Шорохи, и вновь скрип вентиля. Шум воды перекрыл все остальные звуки. Я пожала плечами, включила душ, втыкнула смеситель в держатель и полезла в банную сумочку, фыркая от попадавшей в нос воды.
— Слушай, у тебя нет мочалки? — неожиданно спросила Ника. Я изумленно покосилась на стенку, за которой стояла девушка. Идти мыться без мочалки? Отдает склерозом.
— Есть, но одна, — осторожно сказала я, вынув искомое из сумочки — упомянутую мочалку, вернее, губку кораллового цвета с белой шершавой стороной и вырванным кусочком с краю, и шоколадный гель для душа. Открыла и налила вязкую коричневую жидкость да мочалку.
— Дай?
Я чихнула от все-таки попавшей в нос воды.
— Что? — переспросила я, надеясь, что ослышалась.
— Дай мочалку, — почти требовательно произнесла Ника, голосом перекрывая шорох воды. — Пожалуйста.
Будь я эгоистом, зажилила б единственную мочалку, и не давала ни под каким предлогом. Но я чертов альтруист, совесть грызла меня с упорством древоточца.
— Держи, — буркнула я, сунув губку под потолок, где стена, разграничивающая кабинки, не доходила до него. Мочалку цапнула тонкая девичья рука с длинными, явно накладными, ногтями, и утянула к себе. Я пожалела, что поспешила налить геля.
— Ммм, спасибо, чудесный запах! — радостный голос Ники свел на нет все мои попытки злиться. Ну не могу я беситься на тех, кто благодарит, да и вообще на тех, кто добр и вежлив. Дурацкое воспитание.

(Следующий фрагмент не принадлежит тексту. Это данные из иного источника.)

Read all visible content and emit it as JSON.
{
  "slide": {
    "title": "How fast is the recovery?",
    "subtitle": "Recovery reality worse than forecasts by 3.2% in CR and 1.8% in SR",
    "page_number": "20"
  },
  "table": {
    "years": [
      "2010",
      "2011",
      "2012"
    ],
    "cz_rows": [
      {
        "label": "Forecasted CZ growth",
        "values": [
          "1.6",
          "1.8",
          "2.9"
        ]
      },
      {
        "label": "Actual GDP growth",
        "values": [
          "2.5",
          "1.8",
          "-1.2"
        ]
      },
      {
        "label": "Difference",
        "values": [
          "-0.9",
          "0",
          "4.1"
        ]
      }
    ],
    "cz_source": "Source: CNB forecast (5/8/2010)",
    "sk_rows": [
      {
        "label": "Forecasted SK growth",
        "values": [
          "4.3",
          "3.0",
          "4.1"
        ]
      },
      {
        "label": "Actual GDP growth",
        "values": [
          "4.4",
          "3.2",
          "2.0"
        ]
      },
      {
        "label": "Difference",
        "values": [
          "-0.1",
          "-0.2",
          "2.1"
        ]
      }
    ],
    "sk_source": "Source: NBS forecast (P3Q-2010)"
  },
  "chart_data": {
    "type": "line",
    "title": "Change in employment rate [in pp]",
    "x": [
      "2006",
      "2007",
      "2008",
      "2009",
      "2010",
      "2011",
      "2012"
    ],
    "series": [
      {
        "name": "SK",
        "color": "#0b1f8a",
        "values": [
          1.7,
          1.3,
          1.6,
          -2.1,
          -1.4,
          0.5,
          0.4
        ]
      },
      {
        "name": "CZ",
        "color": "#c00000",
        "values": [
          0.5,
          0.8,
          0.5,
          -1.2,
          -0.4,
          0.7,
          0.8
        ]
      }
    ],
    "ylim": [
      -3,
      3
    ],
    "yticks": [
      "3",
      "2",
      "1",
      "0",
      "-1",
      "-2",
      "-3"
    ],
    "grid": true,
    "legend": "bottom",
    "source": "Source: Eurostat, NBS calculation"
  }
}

Я снова направила на себя струю горячей воды и засвистела под нос надоевший мотивчик.
Через пять минут скрежет крана и стук металла о металл дал понять, что Ника мыться закончила. Шорох отодвигаемой шторки и короткий вскрик.
— Ты уже все? — спросила я, промывая волосы, лежащие на плече. Молчание в ответ новостью не стало, и я продолжила греться под исходящими паром струями. Черт, мне нужна губка.
— Ника, — позвала негромко, — мочалку даешь?
Молчание. Удивленная, я выключила воду. Тишина. Капанье продолжалось в какой-то кабинке.
— Вероник? — призывно спросила я, отодвигая шторку и ежась от холода. Хватаю полотенце и оборачиваю вокруг себя. Влезаю в красные тапки и заглядываю за стенку. Никого. Более того, в кабинке даже не было следов недавнего мытья. Деревянная решетка для ног была сухой, душевой смеситель покоился на трубах вертиля. Это что еще за номер?..
Порыв ледяного ветра распахнул неплотно закрытое окно и во мгновение выстудил душевую. Стуча зубами, я наскоро вытерлась и пулей вылетела из душа, на ходу завязывая пояс на халате. Все мои мысли были заняты исчезнувшей Никой.
В комнате было темно и тихо. Соседки спали, отвернувшись к стенке. Я на цыпочках прокралась к своей кровати… и звучно треснулась ногой об ножку стула, умудрившись проволочь его за собой с противным скрипом и скрежетом.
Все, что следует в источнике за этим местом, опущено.